I worked my way back to the tunnel and entered. The reason there’s such a convenient path through the canyon is that the tunnels were once part of a railroad. The tunnel is long and slightly curved, but never so dark you can’t just make out where to walk. Before I knew it, I had reached the end, and I was in the canyon. As my eyes adjusted to the light, I followed a little path down to the water on my left, where I could look out back towards the Devil’s Bridge. A lone kayaker was practicing in the rapids here as I snapped a few pictures, enjoying the sense of calm and quiet.
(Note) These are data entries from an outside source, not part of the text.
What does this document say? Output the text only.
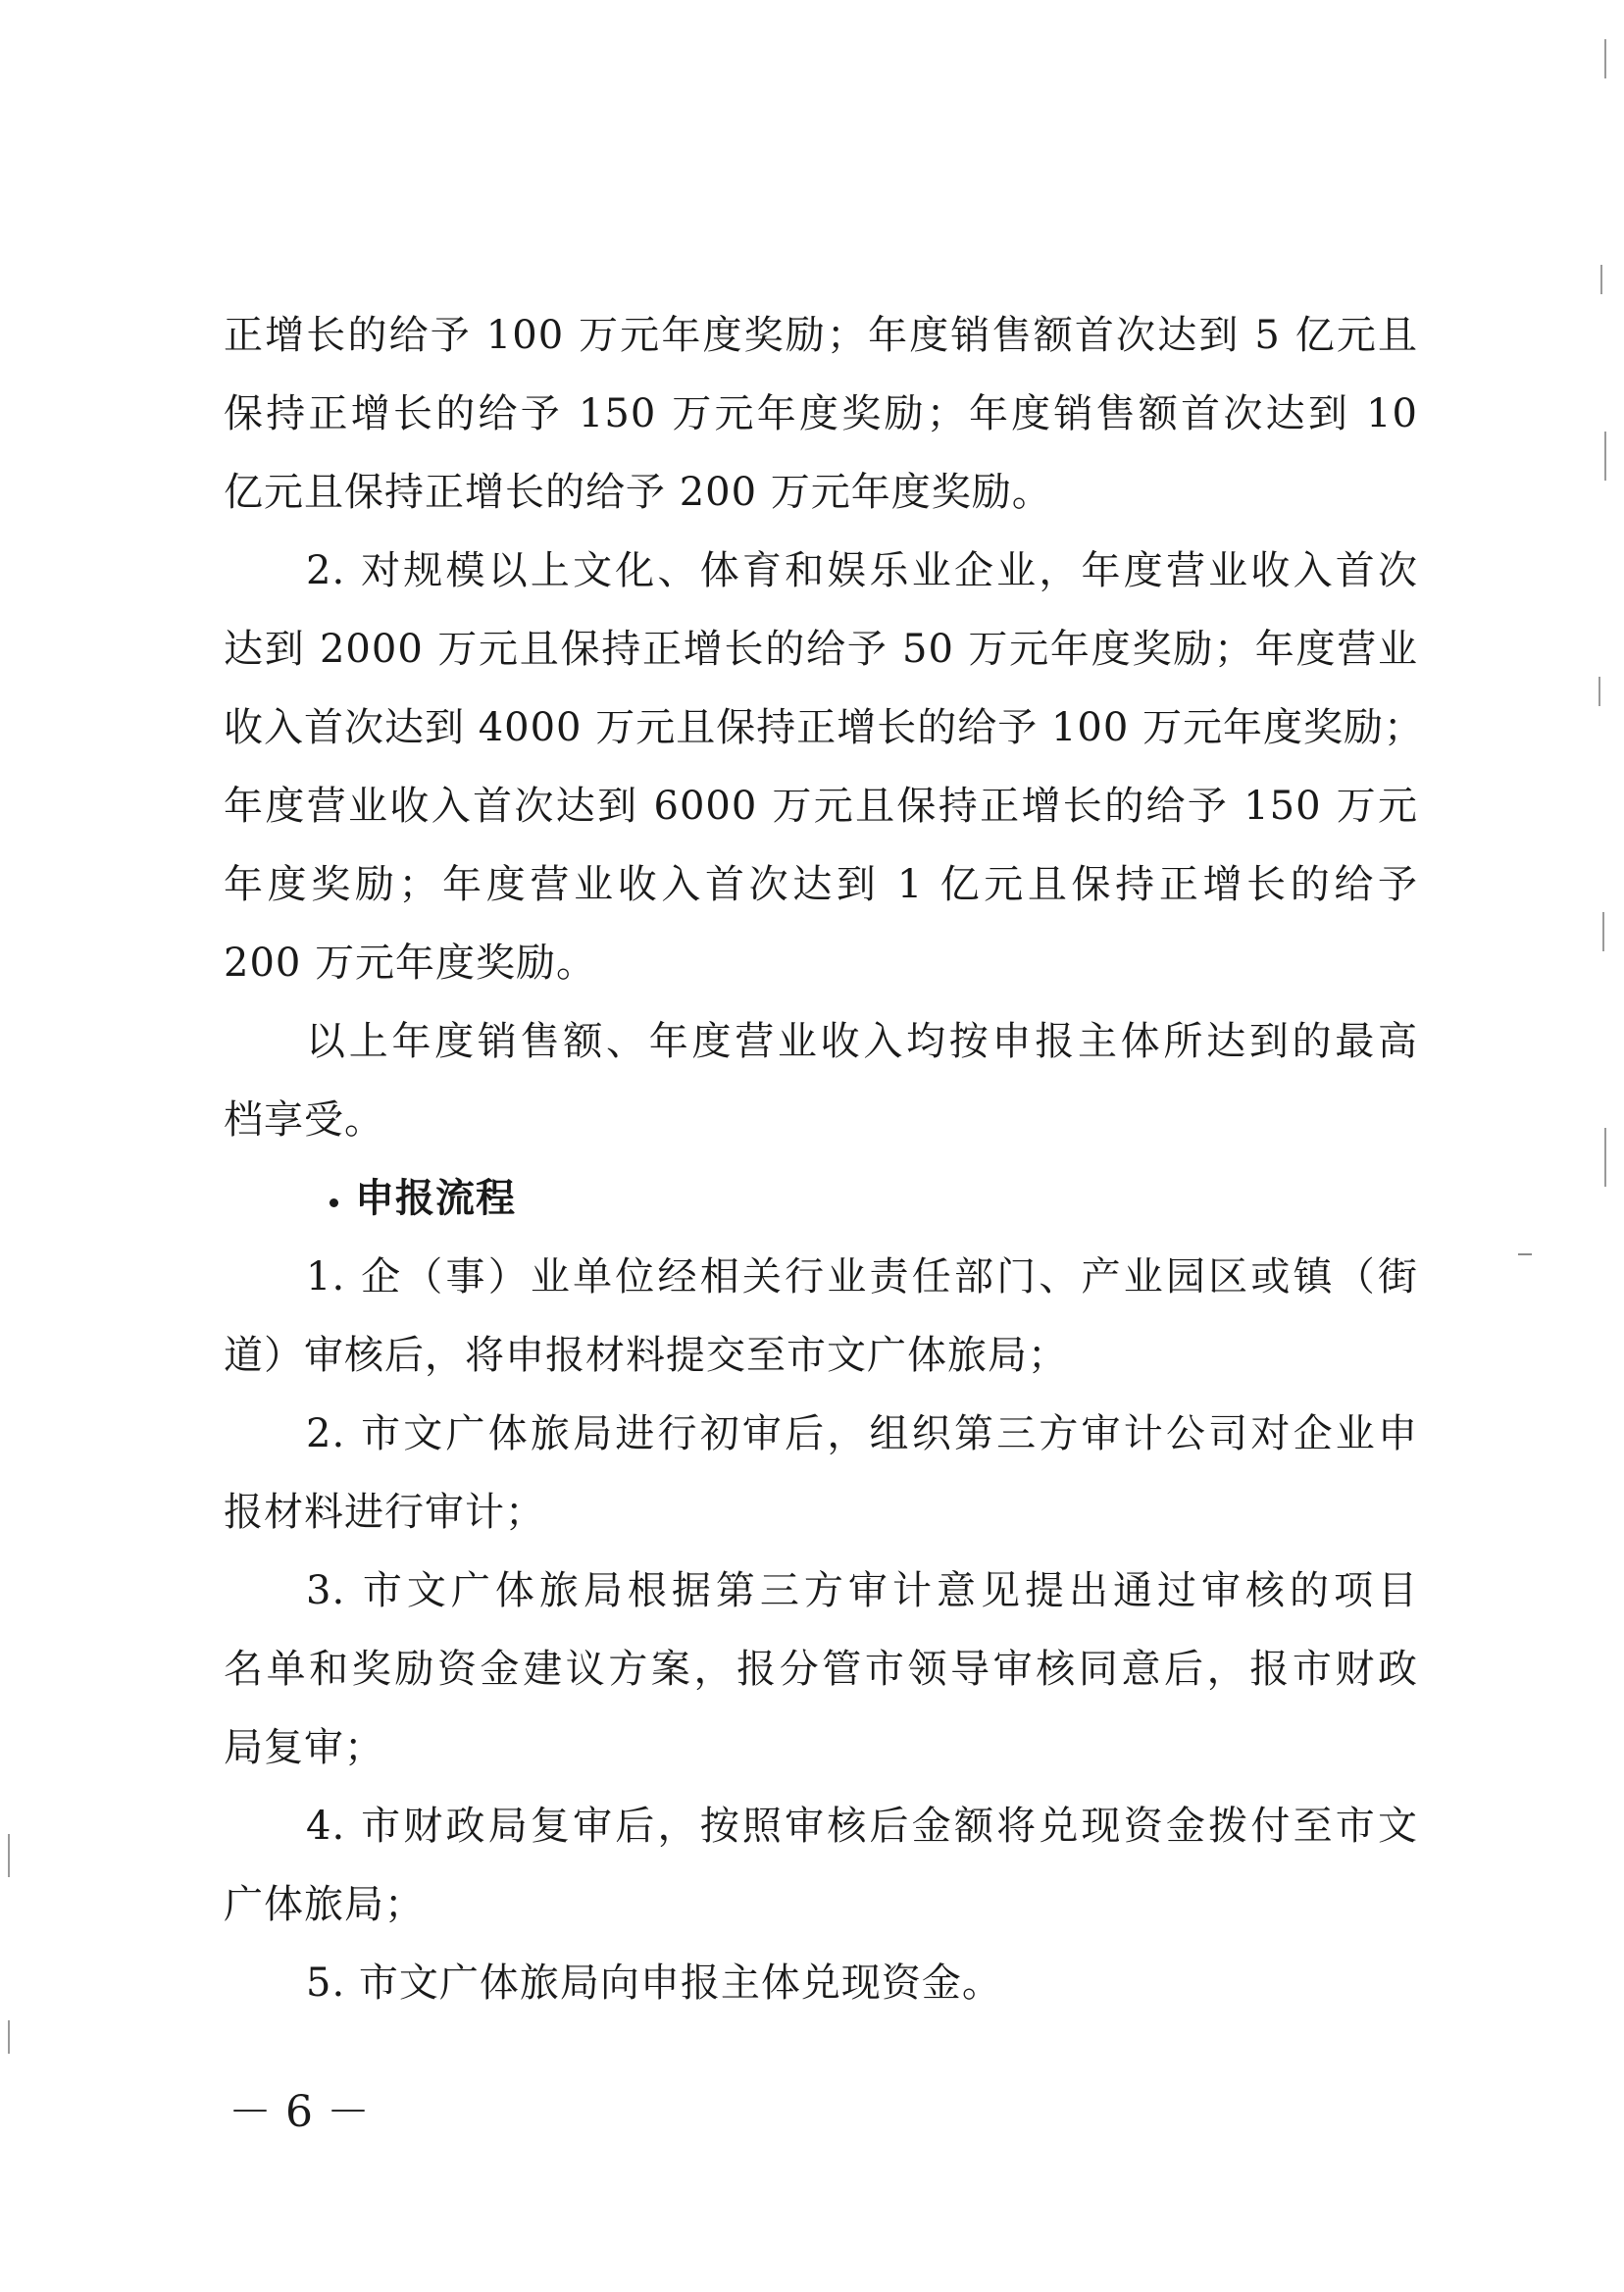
正增长的给予 100 万元年度奖励；年度销售额首次达到 5 亿元且
保持正增长的给予 150 万元年度奖励；年度销售额首次达到 10
亿元且保持正增长的给予 200 万元年度奖励。
2. 对规模以上文化、体育和娱乐业企业，年度营业收入首次
达到 2000 万元且保持正增长的给予 50 万元年度奖励；年度营业
收入首次达到 4000 万元且保持正增长的给予 100 万元年度奖励；
年度营业收入首次达到 6000 万元且保持正增长的给予 150 万元
年度奖励；年度营业收入首次达到 1 亿元且保持正增长的给予
200 万元年度奖励。
以上年度销售额、年度营业收入均按申报主体所达到的最高
档享受。
申报流程
1. 企（事）业单位经相关行业责任部门、产业园区或镇（街
道）审核后，将申报材料提交至市文广体旅局；
2. 市文广体旅局进行初审后，组织第三方审计公司对企业申
报材料进行审计；
3. 市文广体旅局根据第三方审计意见提出通过审核的项目
名单和奖励资金建议方案，报分管市领导审核同意后，报市财政
局复审；
4. 市财政局复审后，按照审核后金额将兑现资金拨付至市文
广体旅局；
5. 市文广体旅局向申报主体兑现资金。
－ 6 －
The canyon itself was so short it only took me half an hour to cross, even taking dozens of photos. The afternoon light was hitting one wall of the canyon and making it shine brilliantly, while the other was in deep shadow and the water separating them seemed to glow faintly as it wound its way through, cutting every second a tiny, tiny bit deeper into the rock. I sat for a few minutes to take pictures of the vultures that flew overhead, and enjoyed the half company of a bunch of schoolchildren who marched through with their teachers, acting exactly like my class would have, at that age. The canyon path ended with another tunnel, a bit shorter than the first, and shortly behind me one of the schoolboys came running and hollering, throwing his bag up in the air. You could hear the voices of his teachers calling behind him, exasperated, but sounding more annoyed than worried.
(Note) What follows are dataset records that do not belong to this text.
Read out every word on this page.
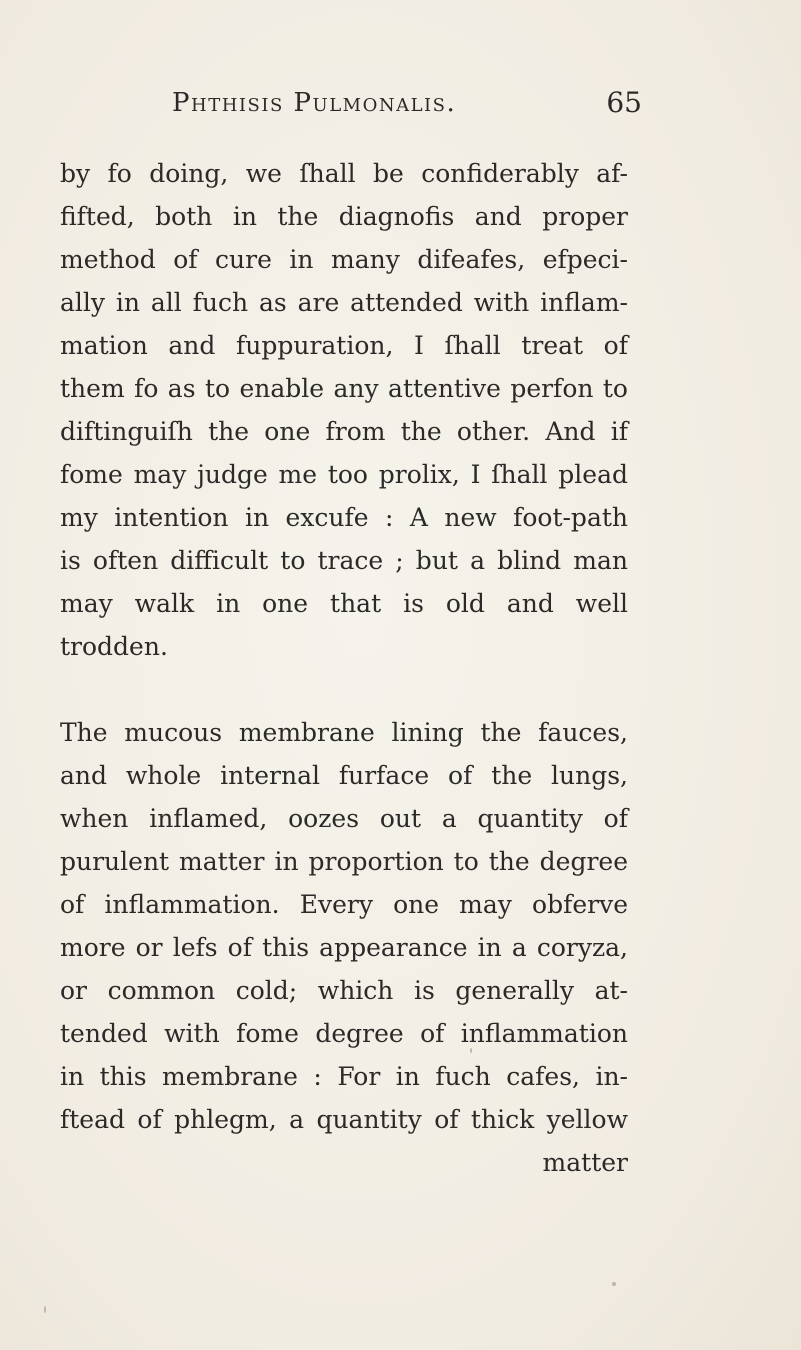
Phthisis Pulmonalis.	65
by fo doing, we ſhall be confiderably af-
fifted, both in the diagnofis and proper
method of cure in many difeafes, efpeci-
ally in all fuch as are attended with inflam-
mation and fuppuration, I ſhall treat of
them fo as to enable any attentive perfon to
diftinguiſh the one from the other. And if
fome may judge me too prolix, I ſhall plead
my intention in excufe : A new foot-path
is often difficult to trace ; but a blind man
may walk in one that is old and well
trodden.
The mucous membrane lining the fauces,
and whole internal furface of the lungs,
when inflamed, oozes out a quantity of
purulent matter in proportion to the degree
of inflammation. Every one may obferve
more or lefs of this appearance in a coryza,
or common cold; which is generally at-
tended with fome degree of inflammation
in this membrane : For in fuch cafes, in-
ftead of phlegm, a quantity of thick yellow
matter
There was a little picnic area on the Lumbier side of the Foz, and I stopped there to eat my little lunch and let the schoolchildren pass by me. They taunted a herd of sheep as they went by, and the sheep went running for the hills. I mean literally – I’ve never seen sheep move like these, running so fast that at times they seemed to have all four feet up in the air. As soon as the children left, they ran back towards the path just as quickly. The walk to Lumbier was nice again in the golden sunlight, as I passed old men tending old vineyards and several pairs of old women walking two by two for exercise. Before long I rounded a certain corner and could see Lumbier ahead of me, with its city walls and church up on the hill. I followed a sweet looking path towards the town, crossing a tiny patch of woods and a little river on a medieval bridge.
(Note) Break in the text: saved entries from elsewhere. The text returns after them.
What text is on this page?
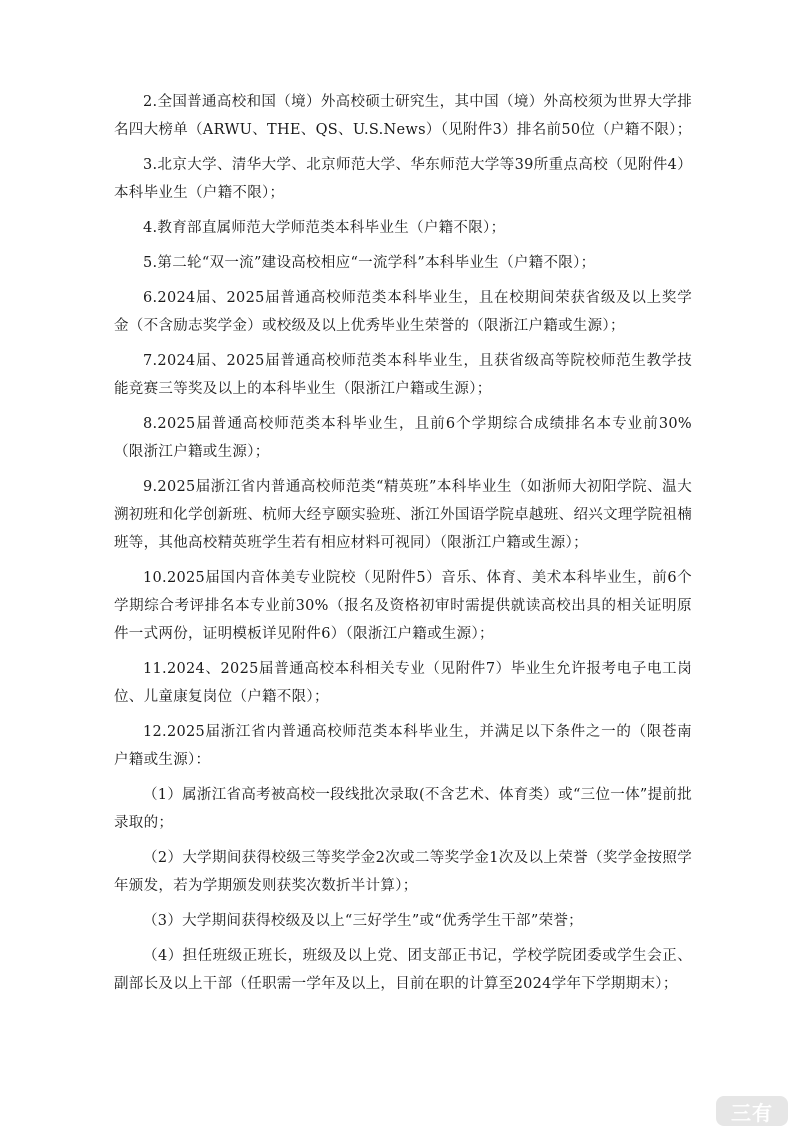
2.全国普通高校和国（境）外高校硕士研究生，其中国（境）外高校须为世界大学排名四大榜单（ARWU、THE、QS、U.S.News）（见附件3）排名前50位（户籍不限）；

3.北京大学、清华大学、北京师范大学、华东师范大学等39所重点高校（见附件4）本科毕业生（户籍不限）；

4.教育部直属师范大学师范类本科毕业生（户籍不限）；

5.第二轮“双一流”建设高校相应“一流学科”本科毕业生（户籍不限）；

6.2024届、2025届普通高校师范类本科毕业生，且在校期间荣获省级及以上奖学金（不含励志奖学金）或校级及以上优秀毕业生荣誉的（限浙江户籍或生源）；

7.2024届、2025届普通高校师范类本科毕业生，且获省级高等院校师范生教学技能竞赛三等奖及以上的本科毕业生（限浙江户籍或生源）；

8.2025届普通高校师范类本科毕业生，且前6个学期综合成绩排名本专业前30%（限浙江户籍或生源）；

9.2025届浙江省内普通高校师范类“精英班”本科毕业生（如浙师大初阳学院、温大溯初班和化学创新班、杭师大经亨颐实验班、浙江外国语学院卓越班、绍兴文理学院祖楠班等，其他高校精英班学生若有相应材料可视同）（限浙江户籍或生源）；

10.2025届国内音体美专业院校（见附件5）音乐、体育、美术本科毕业生，前6个学期综合考评排名本专业前30%（报名及资格初审时需提供就读高校出具的相关证明原件一式两份，证明模板详见附件6）（限浙江户籍或生源）；

11.2024、2025届普通高校本科相关专业（见附件7）毕业生允许报考电子电工岗位、儿童康复岗位（户籍不限）；

12.2025届浙江省内普通高校师范类本科毕业生，并满足以下条件之一的（限苍南户籍或生源）：

（1）属浙江省高考被高校一段线批次录取(不含艺术、体育类）或“三位一体”提前批录取的；

（2）大学期间获得校级三等奖学金2次或二等奖学金1次及以上荣誉（奖学金按照学年颁发，若为学期颁发则获奖次数折半计算）；

（3）大学期间获得校级及以上“三好学生”或“优秀学生干部”荣誉；

（4）担任班级正班长，班级及以上党、团支部正书记，学校学院团委或学生会正、副部长及以上干部（任职需一学年及以上，目前在职的计算至2024学年下学期期末）；

三有
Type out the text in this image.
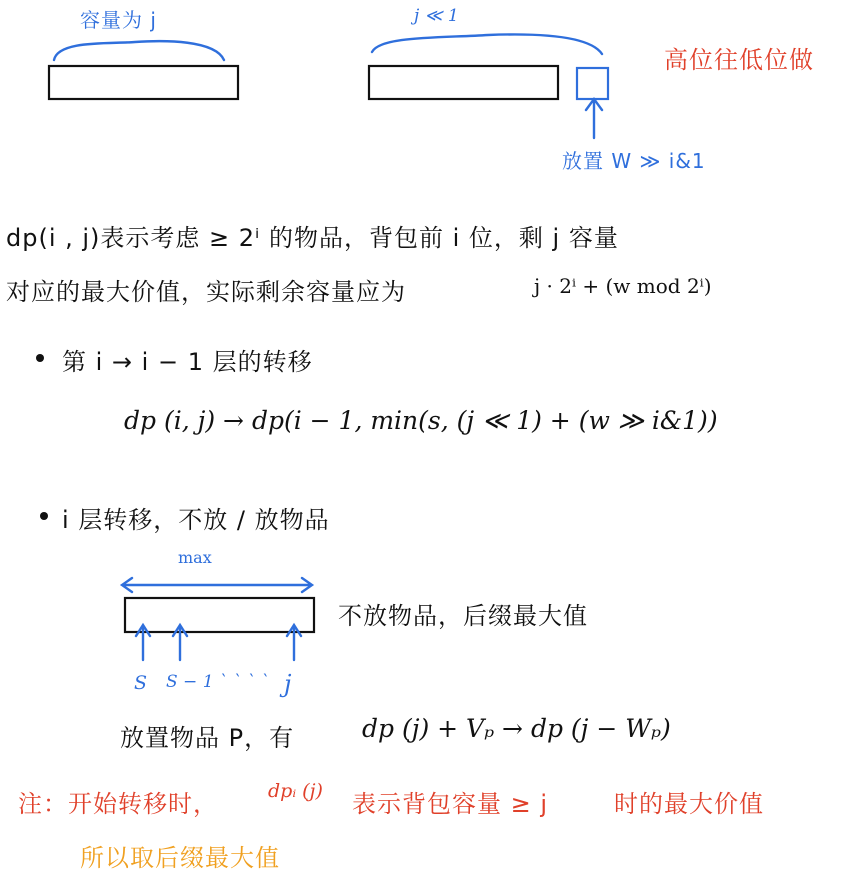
容量为 j	j ≪ 1
高位往低位做
放置 W ≫ i&1
dp(i , j)表示考虑 ≥ 2ⁱ 的物品，背包前 i 位，剩 j 容量
对应的最大价值，实际剩余容量应为	j · 2ⁱ + (w mod 2ⁱ)
第 i → i − 1 层的转移
dp (i, j) → dp(i − 1, min(s, (j ≪ 1) + (w ≫ i&1))
i 层转移，不放 / 放物品
max
不放物品，后缀最大值
S S − 1 ˋ ˋ ˋ ˋ j
放置物品 P，有	dp (j) + Vₚ → dp (j − Wₚ)
注：开始转移时，	dpᵢ (j) 表示背包容量 ≥ j	时的最大价值
所以取后缀最大值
I was quite a bit ahead of schedule, so I headed for the Tourist Information Office/Foz Nature Interpretation Center, where I paid 1.20€ for entry to the center (the information office is free). I was the only one there, and the woman working the front desk had to run up the stairs to turn all the lights and sounds on for me. The center was small but nice, with a variety of different exhibits about the geology of the canyons, the resident vultures, and about nature in general. I suppose the grand majority of it was marketed for children, but I enjoyed the little models and illustrations and the translation of everything into Basque. I even got private showings of the two short movies about the area. On the third floor there was a strange ‘tunnel of sensations’ where you could go through, learn about living in peace with nature, and feel different objects from the forests and canyons to guess what they were. I would have loved that as a child!


Back to Pamplona

When I’d seen all there was to see in the center, and it was getting closer to time to catch the bus, I asked the woman where the bus stop was (it was very close and impossible to miss) and caught the bus back to Pamplona with no issues. All in all, my daytrip to Lumbier was a success. Other than a bit of confusion at the beginning due to the construction, things went easily and according to plan. Although visiting by car would be quicker and more efficient, I also got something special out of doing the trip this way. After all, it’s not only the destination that matters, but also the journey.